Выбрать главу

За усталостью. От усталости, от полной выкладки души и тела я выпадаю в “вечность” как в осадок времени, как в сгусток настоящего, полного собой до краев, где нет места для какой бы то ни было тоски по прошлому и страха перед будущим.

И только? И никогда больше не упьюсь гармонией? Не обольюсь слезами над великим вымыслом европейства?

Нет. Не обольюсь.

Вот за этим-то “нет” – и гоняюсь: насытить себя чувством пустоты от полюбовничества с культурой, от бесцельности свиданий с ней, отсутствия, да и ненужности душевных оргазмов. Чтобы понять всем естеством однажды, когда, наконец, это произойдет, когда насыщусь ею, моей опостылевшей возлюбленной, до переедания, до полного несварения души: не она, не она должна меня полюбить, и в любви не к ней найду спасение. Как эта секта гностиков, не упомню уж и названия, давно это было, но помню, она, в противовес другой гностической секте, практикующей полное половое воздержание, практиковала групповой секс и все, что только можно здесь представить, чтобы обратным путем – через пережор и блевоту, через полное и окончательное пресыщение свальным грехом, отвращение к сексуальной пище – прийти к тому же самому: к отказу. Довести себя до безразличия к плоти – и выйти в чистый пневматизм. Оскопление обжорством. Объесться разочарования Европой. Тоже путь

Куда? Зачем? Знаю: разлюбив Европу – больше никого не полюблю. Я моногамен. Старый Свет – моя единственная любовь. Мне не нужны ни Америка, ни Восток, ни Тасмания и страшные Соломоновы острова. Я лечу, брожу, блуждаю в автобусах по Европе сотни лет и не хочу ничего, никого другого. Знает она или нет, она моя суженая. Если разлюблю ее – взамен не полюблю никого. Это сердце – опустеет

Мерло, мерло по всей земле – до беспредела. Свеча горела на столе – и та сгорела.

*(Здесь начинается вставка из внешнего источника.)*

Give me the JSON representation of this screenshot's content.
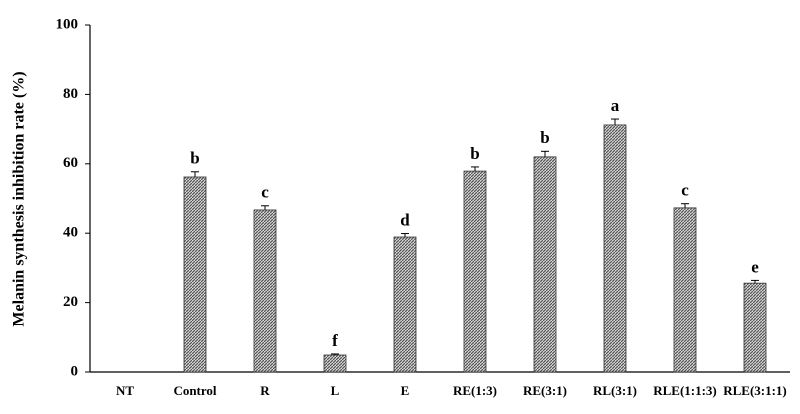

Но не отдам его которым все по ху или хе. Я не вернусь назад. И я не пойду на упаковку. Я призрак и уйду в пустоту, и там найду свое призрачное счастье, там ждут меня еще полмира, не завоеванные мною, незримой моей армией города. Есть еще Севилья и Вальядолид, Грасс и Руан, Лиссабон и Рейкъявик. Так и умру по дороге в автобусе, где-нибудь между Пизой и Инсбруком, проезжая мимо очередной деревушки со всеми удобствами – тут и похороните, прямо у автобана. Заройте, и все. У обочины дороги выройте могилу. И думать не надо, чем за нее платить. Заройте – и мимо.

Вперед, на озерную Мантую. Мы возьмем ее, как только я при помощи карты и циркуля составлю план кампании. Мне не нужны военные советники. Я сам себе il condotiero. Гаттамелата, Пестрая Кошка. Гуляющая сама по себе. Мы возьмем ее скоро, всего через 370 лет, отматывая назад. Какая мне разница, назад или вперед. Призрак бродит по Европе, неуместный, безвременный. Четвертого сентября 1631 года открыли выступление из Мантуи полки Феррари и Оттавио Пикколомини, а также полки Коллоредо и герцога Саксонского, последуемые шестьюдесятью фургонами с награбленным имуществом. За ними тронулись восьмого сентября полки Гаральда Бранденбургского, Барневельта и Изолани с восьмьюдесятью фургонами и двенадцатого сентября полки Ривара, Зульц, Пайнер, Пиккио и Соронья с восьмьюдесятью фургонами и, наконец, двадцатого оставил город барон Иоганн фон Альдринген с восьмьюдесятью фургонами военной добычи... Стоит ли говорить, с кем из победителей были мы и с какой добычей уходили из города.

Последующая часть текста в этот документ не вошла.